The leaders of the JAC have already begun to distribute among themselves the highest positions in the future republic. However, a little later, the USSR supported the formation of a Jewish state in Palestine. Stalin again began to have fits of suspicion towards Jews, and a trial was launched against the leaders of the JAC; After Stalin's sudden death in 1953, this campaign ceased. Khrushchev’s decision to transfer Crimea to Ukraine was caused by the fact that the obligations to allocate land for the resettlement of Jews to Crimea under an agreement with the Joint were accepted by the All-Russian Central Executive Committee of the RSFSR. Thus, the transfer of Crimea to Ukraine was aimed at closing the issue of the obligation to the Zionist organizations of the United States to allocate land and create Jewish statehood in Crimea.

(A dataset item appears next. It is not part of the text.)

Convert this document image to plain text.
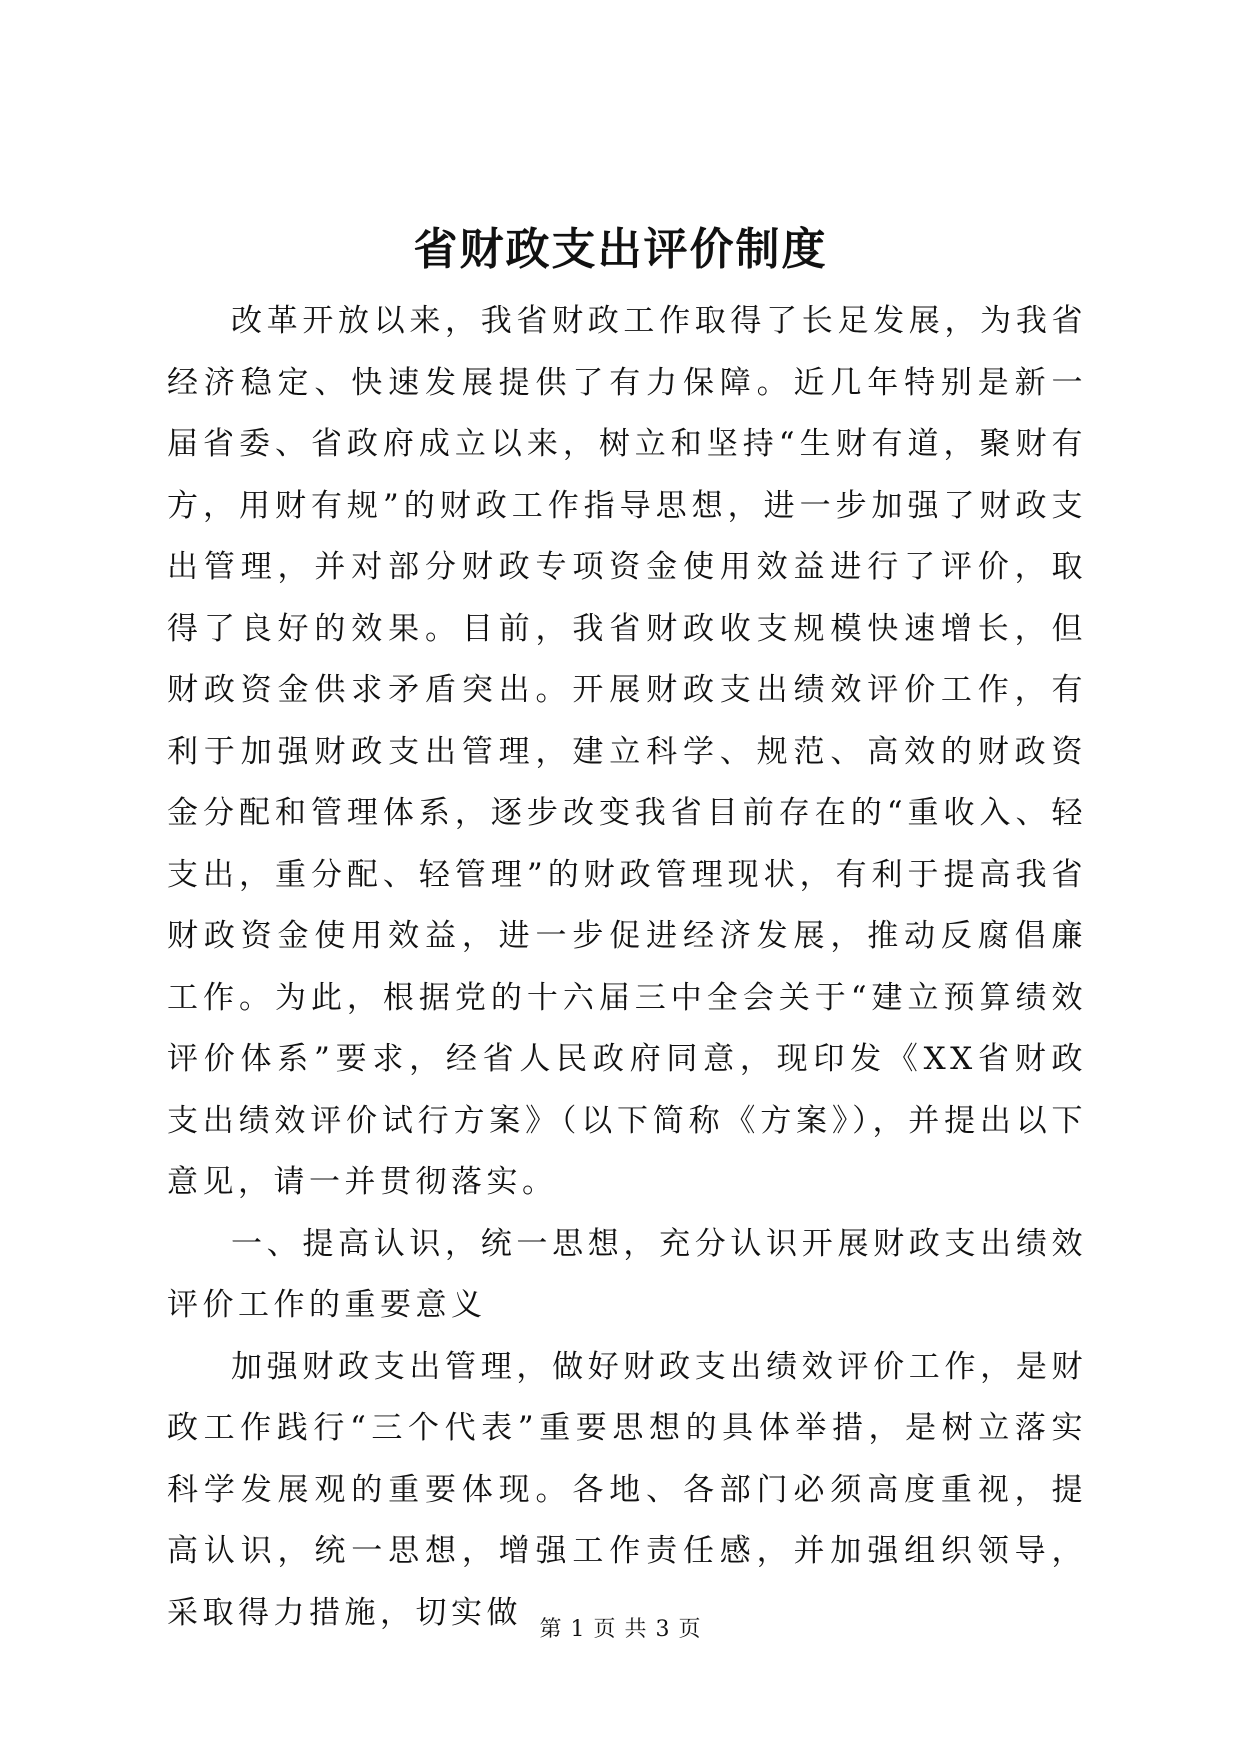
省财政支出评价制度

改革开放以来，我省财政工作取得了长足发展，为我省经济稳定、快速发展提供了有力保障。近几年特别是新一届省委、省政府成立以来，树立和坚持“生财有道，聚财有方，用财有规”的财政工作指导思想，进一步加强了财政支出管理，并对部分财政专项资金使用效益进行了评价，取得了良好的效果。目前，我省财政收支规模快速增长，但财政资金供求矛盾突出。开展财政支出绩效评价工作，有利于加强财政支出管理，建立科学、规范、高效的财政资金分配和管理体系，逐步改变我省目前存在的“重收入、轻支出，重分配、轻管理”的财政管理现状，有利于提高我省财政资金使用效益，进一步促进经济发展，推动反腐倡廉工作。为此，根据党的十六届三中全会关于“建立预算绩效评价体系”要求，经省人民政府同意，现印发《XX省财政支出绩效评价试行方案》（以下简称《方案》），并提出以下意见，请一并贯彻落实。

一、提高认识，统一思想，充分认识开展财政支出绩效评价工作的重要意义

加强财政支出管理，做好财政支出绩效评价工作，是财政工作践行“三个代表”重要思想的具体举措，是树立落实科学发展观的重要体现。各地、各部门必须高度重视，提高认识，统一思想，增强工作责任感，并加强组织领导，采取得力措施，切实做 第 1 页 共 3 页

This story is indirectly mentioned by experts from the company “Applied Social Research” and the Center for Management Design S., Gradirovsky and A. Tupitsyn in the article “Diasporas in a Changing World” (“Commonwealth of NG”, $7, July 1998), saying: “at least two are known attempts to transform Crimea into the Jewish Autonomous Region in the 20s and late 40s. XX century."


Bibliography


1. Iskhakov D. Tatars. Naberezhnye Chelny, 1993.

2. Starchenkov G. Crimea. The vicissitudes of fate. // Asia and Africa today. $10–97.

3. Landa R. Islam in the history of Russia. M., 1995.

4. Polkanov Yu. Karai - Crimean Karaites-Turks. // “NG-Science”, 01/12/1998, p. 4.

5. Mikhailov S. Past and present of the Karaites. // Asia and Africa today. $10–97.

6. Ivanova Yu. Problems of interethnic relations in the Northern Azov region and Crimea: history and current state. RAS, Institute of Ethnology and Anthropology. M., 1995.

7. Usov S.A. How Russia lost Crimea. "NG", 03.20.98, p. 8.

8. Bakhrevsky E. et al. Bridgehead of fundamentalism? “Commonwealth of NG”, $6, 1998, p. 4.

10. Crimean Tatars: problems of repatriation. RAS, Institute of Oriental Studies, M., 1997.